Vanto T, Helpphla S, Juntunen-Backman K, et al. J Pediatr. 2004;144:218–222
Purpose of the Study.
To investigate whether the development of tolerance to cow’s milk (CM) by the age of 4 years can be predicted with a skin-prick test (SPT) and measurements of total or specific IgE in the serum taken at the time of diagnosis of CM hypersensitivity (CMH).
Study Population and Methods.
Infants with immediate (n = 95) or delayed (n = 67) challenge reactions to CM were prospectively followed to 4 years of age. CMH status was assessed annually by CM challenges, initially with double-blind placebo-controlled food challenges and subsequently with open food challenges.

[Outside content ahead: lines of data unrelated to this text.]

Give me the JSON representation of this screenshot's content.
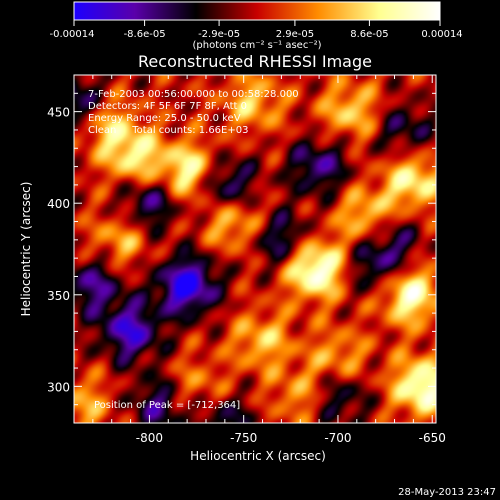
{
  "colorbar": {
    "ticks": [
      "-0.00014",
      "-8.6e-05",
      "-2.9e-05",
      "2.9e-05",
      "8.6e-05",
      "0.00014"
    ],
    "tick_values": [
      -0.00014,
      -8.6e-05,
      -2.9e-05,
      2.9e-05,
      8.6e-05,
      0.00014
    ],
    "unit_label": "(photons cm⁻² s⁻¹ asec⁻²)",
    "colors": [
      "#1c00ff",
      "#5a00aa",
      "#000000",
      "#c80000",
      "#ff8c00",
      "#ffff90",
      "#ffffff"
    ]
  },
  "chart_data": {
    "type": "heatmap",
    "title": "Reconstructed RHESSI Image",
    "xlabel": "Heliocentric X (arcsec)",
    "ylabel": "Heliocentric Y (arcsec)",
    "xlim": [
      -840,
      -648
    ],
    "ylim": [
      280,
      470
    ],
    "xticks": [
      "-800",
      "-750",
      "-700",
      "-650"
    ],
    "xtick_values": [
      -800,
      -750,
      -700,
      -650
    ],
    "yticks": [
      "300",
      "350",
      "400",
      "450"
    ],
    "ytick_values": [
      300,
      350,
      400,
      450
    ],
    "value_range": [
      -0.00014,
      0.00014
    ],
    "info_lines": [
      "7-Feb-2003 00:56:00.000 to 00:58:28.000",
      "Detectors: 4F 5F 6F 7F 8F, Att 0",
      "Energy Range: 25.0 - 50.0 keV",
      "Clean     Total counts: 1.66E+03"
    ],
    "peak_label": "Position of Peak = [-712,364]",
    "peak": [
      -712,
      364
    ],
    "bright_sources": [
      {
        "x": -712,
        "y": 364,
        "v": 1.0
      },
      {
        "x": -662,
        "y": 350,
        "v": 0.85
      },
      {
        "x": -655,
        "y": 300,
        "v": 0.9
      },
      {
        "x": -778,
        "y": 417,
        "v": 0.8
      },
      {
        "x": -807,
        "y": 425,
        "v": 0.65
      },
      {
        "x": -822,
        "y": 442,
        "v": 0.5
      },
      {
        "x": -660,
        "y": 412,
        "v": 0.7
      },
      {
        "x": -693,
        "y": 450,
        "v": 0.55
      },
      {
        "x": -745,
        "y": 455,
        "v": 0.5
      },
      {
        "x": -755,
        "y": 390,
        "v": 0.55
      },
      {
        "x": -815,
        "y": 380,
        "v": 0.45
      },
      {
        "x": -740,
        "y": 325,
        "v": 0.5
      },
      {
        "x": -700,
        "y": 315,
        "v": 0.45
      },
      {
        "x": -685,
        "y": 393,
        "v": 0.55
      },
      {
        "x": -720,
        "y": 295,
        "v": 0.4
      },
      {
        "x": -775,
        "y": 300,
        "v": 0.35
      },
      {
        "x": -835,
        "y": 290,
        "v": 0.4
      }
    ],
    "dark_sources": [
      {
        "x": -780,
        "y": 355,
        "v": -1.0
      },
      {
        "x": -810,
        "y": 330,
        "v": -0.8
      },
      {
        "x": -760,
        "y": 410,
        "v": -0.7
      },
      {
        "x": -800,
        "y": 400,
        "v": -0.6
      },
      {
        "x": -840,
        "y": 455,
        "v": -0.6
      },
      {
        "x": -710,
        "y": 420,
        "v": -0.6
      },
      {
        "x": -730,
        "y": 380,
        "v": -0.55
      },
      {
        "x": -680,
        "y": 365,
        "v": -0.5
      },
      {
        "x": -665,
        "y": 440,
        "v": -0.45
      },
      {
        "x": -700,
        "y": 295,
        "v": -0.5
      },
      {
        "x": -795,
        "y": 290,
        "v": -0.55
      },
      {
        "x": -830,
        "y": 355,
        "v": -0.6
      },
      {
        "x": -670,
        "y": 380,
        "v": -0.4
      },
      {
        "x": -760,
        "y": 280,
        "v": -0.45
      }
    ]
  },
  "footer": {
    "timestamp": "28-May-2013 23:47"
  }
}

By the ages of 2, 3, and 4 years, children with delayed reactions developed tolerance to CM faster than those with immediate reactions (64%, 92%, and 96% vs 31%, 53%, and 63%, respectively). A wheal size of <5 mm in SPTs correctly identified 83% of 124 infants who developed tolerance to CM by the age of 4 years, and a wheal size of ≥5 mm in SPTs correctly identified 71% of 39 infants with persistent CMH. Milk-specific IgE of <2 kU/L correctly identified 82% of infants who developed tolerance to CM, and milk-specific IgE of ≥2 kU/L correctly identified 71% of infants with persistent CMH.
SPTs and milk-specific IgE in the serum are useful prognostic indicators of the development of tolerance to CM in infants with CMH.
Previous investigations have reported certain SPT wheal sizes and milk-specific IgE levels that predict a high likelihood of tolerance developing in infants and children with IgE-mediated CM allergy. The Vanto et al article addresses this very important clinical issue. In general, the study design is well done, but it would have been preferable for the investigators to have been consistent throughout the investigation and performed double-blind placebo-controlled food challenges instead of using open food challenges at the assigned follow-up evaluations. In addition, there was a mixture of patients in this investigation with 1 group encompassing classic IgE-mediated CMH and the other group representing children with non–IgE-mediated and delayed hypersensitivity reactions to CM. Despite this, the investigation does demonstrate that SPT wheal size of <5 mm and milk-specific IgE of <2 kU/L are useful prognostic indicators for the development of tolerance in children with CMH. It does not come as any real surprise that the infants with the IgE-mediated form of CMH were more likely to have a more persistent involvement than those with the non–IgE-mediated (often delayed and isolated to gastrointestinal symptoms) form of CMH and who almost always become tolerant by the age of 4 years. These data should provide useful and practical information to the clinician who manages infants and children with CMH.